Nothing takes away a bad day like a well-seared foie gras.
So when I was having one last week, A., decided to treat me to dinner at Chef Jessie's @ the Rockwell Club, formerly Le Souffle. With our good friend, E., we had a quiet dinner to ease the nerves and please the palate.
I know some people consider it evil food. But I beg to disagree. Evil. it's not. Sinful, yes.
I am not an expert on fatty goose liver as it is not exactly everyday food but I have to say that my previous experiences have ranged from disappointing (at the overrated Bistro Filipino) to mildly interesting (pate de foie gras served at a friend's private party). So far, Chef Jessie's has been the best I've had.
Served with grilled Shitake mushrooms, the overlapping buttery taste of both the liver and mushroom is complemented by the naturally light saltiness of the scallops, the cottage cheese and the parma ham. The bed of greens gives the dish a refreshing touch and a contrasting texture the silkiness of the grilled ingredients. The salad is highly creative in its mixture of tastes and textures. Sinful, no?
I had errantly ordered apple juice instead of a nice glass of full-bodied white wine.
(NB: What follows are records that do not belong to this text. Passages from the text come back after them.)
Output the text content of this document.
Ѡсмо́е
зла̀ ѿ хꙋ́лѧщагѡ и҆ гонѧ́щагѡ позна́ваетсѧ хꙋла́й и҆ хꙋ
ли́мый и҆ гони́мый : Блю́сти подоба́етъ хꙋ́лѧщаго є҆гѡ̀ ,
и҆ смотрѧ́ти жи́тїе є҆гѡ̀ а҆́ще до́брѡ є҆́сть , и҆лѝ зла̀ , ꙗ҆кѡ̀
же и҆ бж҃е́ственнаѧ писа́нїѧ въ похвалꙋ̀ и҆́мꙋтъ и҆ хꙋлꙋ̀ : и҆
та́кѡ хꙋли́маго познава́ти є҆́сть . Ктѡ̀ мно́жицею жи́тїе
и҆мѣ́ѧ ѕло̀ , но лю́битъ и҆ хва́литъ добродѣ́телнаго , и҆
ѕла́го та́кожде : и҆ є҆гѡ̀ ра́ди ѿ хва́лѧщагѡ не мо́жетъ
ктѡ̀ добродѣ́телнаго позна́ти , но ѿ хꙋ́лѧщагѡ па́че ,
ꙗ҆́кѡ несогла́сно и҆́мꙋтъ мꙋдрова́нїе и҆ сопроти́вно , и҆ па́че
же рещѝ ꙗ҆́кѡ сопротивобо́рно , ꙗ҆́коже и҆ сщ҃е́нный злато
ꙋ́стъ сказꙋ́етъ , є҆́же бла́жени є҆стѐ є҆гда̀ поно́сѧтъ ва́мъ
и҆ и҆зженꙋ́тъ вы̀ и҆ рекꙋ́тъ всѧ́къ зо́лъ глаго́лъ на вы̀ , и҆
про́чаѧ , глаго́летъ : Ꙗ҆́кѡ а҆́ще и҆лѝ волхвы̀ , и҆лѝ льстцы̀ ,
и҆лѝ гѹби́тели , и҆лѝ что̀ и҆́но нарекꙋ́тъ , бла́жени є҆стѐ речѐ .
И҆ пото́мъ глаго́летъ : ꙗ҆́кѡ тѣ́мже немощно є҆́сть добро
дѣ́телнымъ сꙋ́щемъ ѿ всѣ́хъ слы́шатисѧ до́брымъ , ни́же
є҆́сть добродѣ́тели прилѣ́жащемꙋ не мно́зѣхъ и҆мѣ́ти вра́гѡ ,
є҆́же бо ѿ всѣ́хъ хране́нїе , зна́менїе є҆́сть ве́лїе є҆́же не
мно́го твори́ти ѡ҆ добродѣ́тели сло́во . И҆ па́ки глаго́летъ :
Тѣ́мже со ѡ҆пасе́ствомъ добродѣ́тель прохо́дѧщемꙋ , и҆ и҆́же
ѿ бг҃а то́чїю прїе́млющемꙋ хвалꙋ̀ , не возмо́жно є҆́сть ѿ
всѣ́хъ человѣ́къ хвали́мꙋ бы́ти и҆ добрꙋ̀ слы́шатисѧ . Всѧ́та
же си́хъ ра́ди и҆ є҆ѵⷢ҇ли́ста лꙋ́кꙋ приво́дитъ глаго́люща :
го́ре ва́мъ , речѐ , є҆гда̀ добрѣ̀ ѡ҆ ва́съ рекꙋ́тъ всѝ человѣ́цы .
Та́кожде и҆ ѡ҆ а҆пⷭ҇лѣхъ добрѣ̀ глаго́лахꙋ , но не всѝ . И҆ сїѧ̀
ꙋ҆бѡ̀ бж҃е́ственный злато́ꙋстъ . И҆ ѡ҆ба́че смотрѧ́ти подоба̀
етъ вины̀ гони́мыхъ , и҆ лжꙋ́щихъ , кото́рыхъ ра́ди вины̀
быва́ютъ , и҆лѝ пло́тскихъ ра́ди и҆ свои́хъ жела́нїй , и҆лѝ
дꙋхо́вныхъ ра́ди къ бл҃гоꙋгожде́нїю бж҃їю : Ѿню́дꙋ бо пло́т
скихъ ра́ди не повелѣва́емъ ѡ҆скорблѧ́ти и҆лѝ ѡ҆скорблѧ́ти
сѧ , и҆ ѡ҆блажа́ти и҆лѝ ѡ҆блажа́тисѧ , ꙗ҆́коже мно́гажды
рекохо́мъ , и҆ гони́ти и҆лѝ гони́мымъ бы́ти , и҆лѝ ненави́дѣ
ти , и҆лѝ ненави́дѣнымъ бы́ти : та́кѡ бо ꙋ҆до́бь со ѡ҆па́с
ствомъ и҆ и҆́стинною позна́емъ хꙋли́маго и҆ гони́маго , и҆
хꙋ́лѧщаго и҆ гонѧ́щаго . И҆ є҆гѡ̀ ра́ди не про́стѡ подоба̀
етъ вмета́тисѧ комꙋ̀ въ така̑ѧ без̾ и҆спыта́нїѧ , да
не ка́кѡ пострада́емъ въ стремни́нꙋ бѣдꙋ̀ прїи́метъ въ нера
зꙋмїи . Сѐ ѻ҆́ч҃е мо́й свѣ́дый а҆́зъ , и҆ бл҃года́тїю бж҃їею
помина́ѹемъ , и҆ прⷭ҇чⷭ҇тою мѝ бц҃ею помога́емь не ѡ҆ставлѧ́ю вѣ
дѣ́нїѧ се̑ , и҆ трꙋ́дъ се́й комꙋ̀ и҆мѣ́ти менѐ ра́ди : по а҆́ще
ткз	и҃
I hope though, that there will be another opportunity for me to correct this.
Before we had our entrees, we shared a small dish of cheese, spinach and mushroom souffle. It had a very rich filling, rendering the accompaniment of white cream sauce inutile. Next time, I will give the dessert souffles a try. Maybe that would be a better souffle experience.
For my entree I had Angus beef, medium rare with bourguignonne gravy. It was done well to my liking but the foie gras experience just simply filled my head. So I cannot say much about the steak, except that it was filling.
A., by his standards, was adventurous with the tartare fish salad. He was not partial to the salmon which he found too abrasive and left his tongue itching. It was the pretty looking salad, though.
And thus, he reverted to his comfort food, the chicken adobo which he found interesting as it was not overtly salty and oily, the way home-cooked adobo is made, yet, it still had an adobo-ness that is familiar to the Pinoy taste buds.
E. ordered the shrimp salad and the blackened fish topped with a piquant sauce.